I just read your answer to K.H. in the Oct/09 issue of Senior Living about being independent. I cannot see what is so great about cooking, dishwashing, cleaning, shopping and maintaining a current house. I live in Assisted Living where we have 185 suites. We are independent to come and go, invite friends overnight as well as for meals. (Right now, we have a special deal - three months free rent!). We have first-class meals, weekly cleaning and change of linen, free use of laundry room and service, and a full-size in-suite fridge.
There is entertainment, bus outings, parties and fun. We have volunteer drivers and taxis. We can also be alone in our suites, if we choose. If health conditions change, home care is available.
Those who stubbornly stay by themselves into their 80s, thinking they can keep old age at bay, are missing out. Better to plan and move, while you are still in good health, and make new friends. If you stay on your own for too long and your health declines, you could suddenly end up in 24-hour care, a very big change. Here, you are all in your own suites, with your own stuff and home care, as long as possible.
Thank you for a very informative letter about your new residence. It is unusual to hear a senior respond so positively to a change of living conditions. You seem to have made the perfect choice for you.
Age and health are two important factors in making a satisfactory change of residence. It is easier to accept new routines and relationships when we are mentally and physically active. This should be the determining reason rather than age. I agree that it’s important to plan early while choices are still available to lessen the impact of change.
W.P., your letter is an encouragement to anyone contemplating a move into Assisted Living.
I am a 67-year-old male in good health, divorced 12 years ago.
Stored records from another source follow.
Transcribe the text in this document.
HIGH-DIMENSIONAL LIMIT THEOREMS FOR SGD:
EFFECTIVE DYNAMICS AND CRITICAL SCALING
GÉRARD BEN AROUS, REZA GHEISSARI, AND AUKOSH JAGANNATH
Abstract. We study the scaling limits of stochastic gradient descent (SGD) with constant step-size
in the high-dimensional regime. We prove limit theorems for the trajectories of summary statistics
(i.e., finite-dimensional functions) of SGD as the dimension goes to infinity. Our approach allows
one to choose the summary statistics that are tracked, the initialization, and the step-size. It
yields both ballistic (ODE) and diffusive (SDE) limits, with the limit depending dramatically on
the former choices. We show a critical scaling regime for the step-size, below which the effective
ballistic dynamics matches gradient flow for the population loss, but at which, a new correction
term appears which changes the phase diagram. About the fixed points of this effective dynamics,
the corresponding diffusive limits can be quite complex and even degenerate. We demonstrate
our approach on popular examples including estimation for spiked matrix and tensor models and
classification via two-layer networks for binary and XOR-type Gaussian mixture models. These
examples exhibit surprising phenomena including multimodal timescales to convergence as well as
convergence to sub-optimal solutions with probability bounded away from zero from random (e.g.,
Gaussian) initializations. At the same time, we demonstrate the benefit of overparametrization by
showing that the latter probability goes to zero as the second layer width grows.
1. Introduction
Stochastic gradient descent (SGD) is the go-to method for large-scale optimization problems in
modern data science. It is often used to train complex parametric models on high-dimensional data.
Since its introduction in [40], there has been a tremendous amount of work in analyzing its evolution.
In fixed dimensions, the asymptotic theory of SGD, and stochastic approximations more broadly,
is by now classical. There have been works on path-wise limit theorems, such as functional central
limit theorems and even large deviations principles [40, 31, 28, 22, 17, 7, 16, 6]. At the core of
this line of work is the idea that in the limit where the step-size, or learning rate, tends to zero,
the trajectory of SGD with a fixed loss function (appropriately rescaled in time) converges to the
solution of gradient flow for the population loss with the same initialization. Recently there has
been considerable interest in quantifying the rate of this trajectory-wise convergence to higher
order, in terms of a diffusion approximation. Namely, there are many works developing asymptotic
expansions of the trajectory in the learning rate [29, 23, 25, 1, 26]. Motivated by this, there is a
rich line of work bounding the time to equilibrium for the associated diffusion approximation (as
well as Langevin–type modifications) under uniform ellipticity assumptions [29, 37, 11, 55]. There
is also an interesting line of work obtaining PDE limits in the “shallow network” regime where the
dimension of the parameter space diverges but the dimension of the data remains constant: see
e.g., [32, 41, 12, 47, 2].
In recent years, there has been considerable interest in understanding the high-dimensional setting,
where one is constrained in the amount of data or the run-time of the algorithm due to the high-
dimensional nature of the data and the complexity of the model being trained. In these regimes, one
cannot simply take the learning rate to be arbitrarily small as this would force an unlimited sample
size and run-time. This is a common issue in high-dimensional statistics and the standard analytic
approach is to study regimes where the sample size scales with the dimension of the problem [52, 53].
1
I have three daughters and two sons, and five grandchildren living in the city. We have a good relationship.
So, why am I writing? Well, after 10 years in a wonderful relationship, my partner is leaving me. She says nothing is really wrong, but she wants to be free. This is really shaking me up. I had no idea she wasn’t happy. What can I do?
It sounds like this break-up is unexpected and a great shock to you. Perhaps she has taken some time to make the decision, and kept you unaware.
You haven’t commented on your communication with your partner. This may help you to get to the heart of the problem. Make a time and place where you can have a long uninterrupted discussion. If this does not work for you, then consider counselling. Both volunteer and registered counselling is available.
Break-ups are not usually over new problems but, rather, concern long-standing issues. Has there been an issue over the years that has not been satisfactorily resolved?
Somehow, it impresses me that you have so little detail. Be prepared, a counsellor will deal with every aspect of your relationship. For satisfactory results, there should be no hidden agendas!